Los Tan tienen agua corriente desde 2003, pero tuvieron que pagar la instalación de su bolsillo. 'Confiamos en que no esté intoxicada', dice Tan, mientras abre el grifo. El agua cae directamente sobre una palangana. Un fregadero era un lujo que no se podían permitir.

Al descubrirse el escándalo, el propietario de la fábrica, Jing Quan, se comprometió a financiar la instalación de agua corriente en los hogares situados a menos de 60 metros de la fábrica y ofreció compensaciones a 60 de los afectados. Eso fue todo. Cualquier intento de denunciar al empresario ante las autoridades locales ha sido en vano.

De nada sirvieron las radiografías que 25 de ellos fueron a hacerse a Harbin, a 350 kilómetros de Leifeng, costeándose ellos mismos los gastos, o los informes de un hospital de Pekín. Sospechan que Jing Quan sobornó a los funcionarios locales y sólo les queda la esperanza de que el Gobierno les tome en serio.

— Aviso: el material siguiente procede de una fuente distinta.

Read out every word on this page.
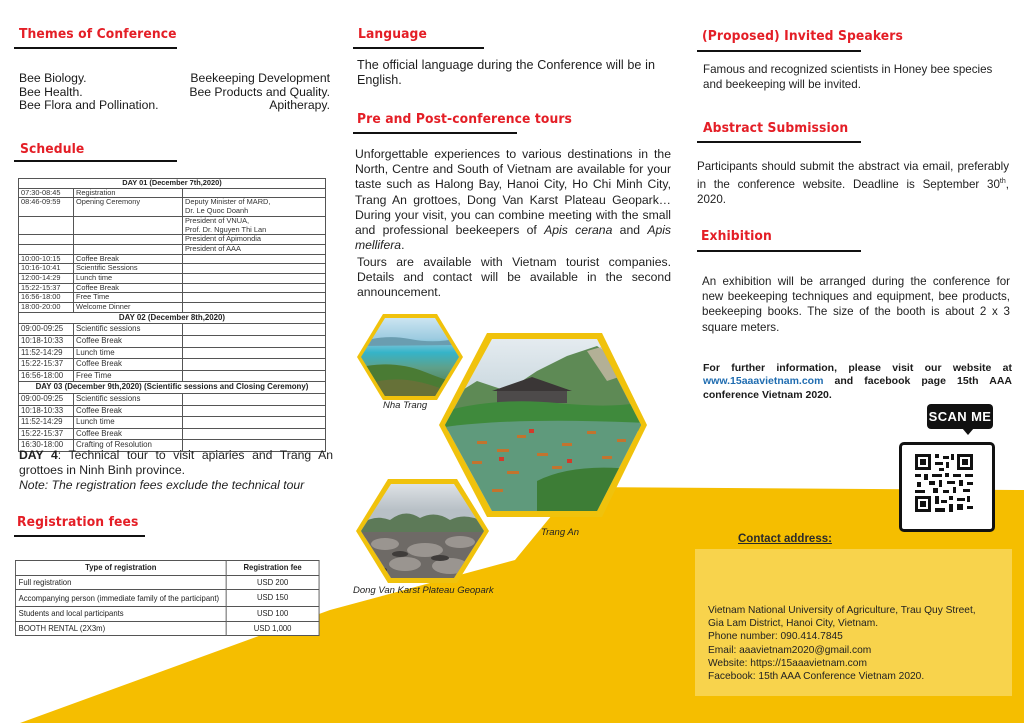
Themes of Conference
Bee Biology.
Bee Health.
Bee Flora and Pollination.
Beekeeping Development
Bee Products and Quality.
Apitherapy.
Schedule
DAY 01 (December 7th,2020)		
07:30-08:45	Registration	
08:46-09:59	Opening Ceremony	Deputy Minister of MARD,
		Dr. Le Quoc Doanh
		President of VNUA,
		Prof. Dr. Nguyen Thi Lan
		President of Apimondia
		President of AAA
10:00-10:15	Coffee Break	
10:16-10:41	Scientific Sessions	
12:00-14:29	Lunch time	
15:22-15:37	Coffee Break	
16:56-18:00	Free Time	
18:00-20:00	Welcome Dinner	
DAY 02 (December 8th,2020)		
09:00-09:25	Scientific sessions	
10:18-10:33	Coffee Break	
11:52-14:29	Lunch time	
15:22-15:37	Coffee Break	
16:56-18:00	Free Time	
DAY 03 (December 9th,2020) (Scientific sessions and Closing Ceremony)		
09:00-09:25	Scientific sessions	
10:18-10:33	Coffee Break	
11:52-14:29	Lunch time	
15:22-15:37	Coffee Break	
16:30-18:00	Crafting of Resolution	
DAY 4: Technical tour to visit apiaries and Trang An grottoes in Ninh Binh province.
Note: The registration fees exclude the technical tour
Registration fees
Type of registration	Registration fee
Full registration	USD 200
Accompanying person (immediate family of the participant)	USD 150
Students and local participants	USD 100
BOOTH RENTAL (2X3m)	USD 1,000
Language
The official language during the Conference will be in English.
Pre and Post-conference tours
Unforgettable experiences to various destinations in the North, Centre and South of Vietnam are available for your taste such as Halong Bay, Hanoi City, Ho Chi Minh City, Trang An grottoes, Dong Van Karst Plateau Geopark… During your visit, you can combine meeting with the small and professional beekeepers of Apis cerana and Apis mellifera.
Tours are available with Vietnam tourist companies. Details and contact will be available in the second announcement.
Nha Trang
Trang An
Dong Van Karst Plateau Geopark
(Proposed) Invited Speakers
Famous and recognized scientists in Honey bee species and beekeeping will be invited.
Abstract Submission
Participants should submit the abstract via email, preferably in the conference website. Deadline is September 30th, 2020.
Exhibition
An exhibition will be arranged during the conference for new beekeeping techniques and equipment, bee products, beekeeping books. The size of the booth is about 2 x 3 square meters.
For further information, please visit our website at www.15aaavietnam.com and facebook page 15th AAA conference Vietnam 2020.
SCAN ME
Contact address:
Vietnam National University of Agriculture, Trau Quy Street,
Gia Lam District, Hanoi City, Vietnam.
Phone number: 090.414.7845
Email: aaavietnam2020@gmail.com
Website: https://15aaavietnam.com
Facebook: 15th AAA Conference Vietnam 2020.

Cuentan con el apoyo de Cao Qingren, un funcionario local jubilado que ha viajado a Pekín y ha conseguido presentar el caso ante el Tribunal Supremo. Cao les aconseja que sean pacientes y que no se alteren. Según las estadísticas oficiales del Gobierno chino, cada año se producen alrededor de 100.000 revueltas en las zonas rurales, la mitad de ellas relacionadas con casos de polución. 'Confiamos en Cao. Él conoce la ley', dice Tan, mientras su hija enciende el fogón de carbón.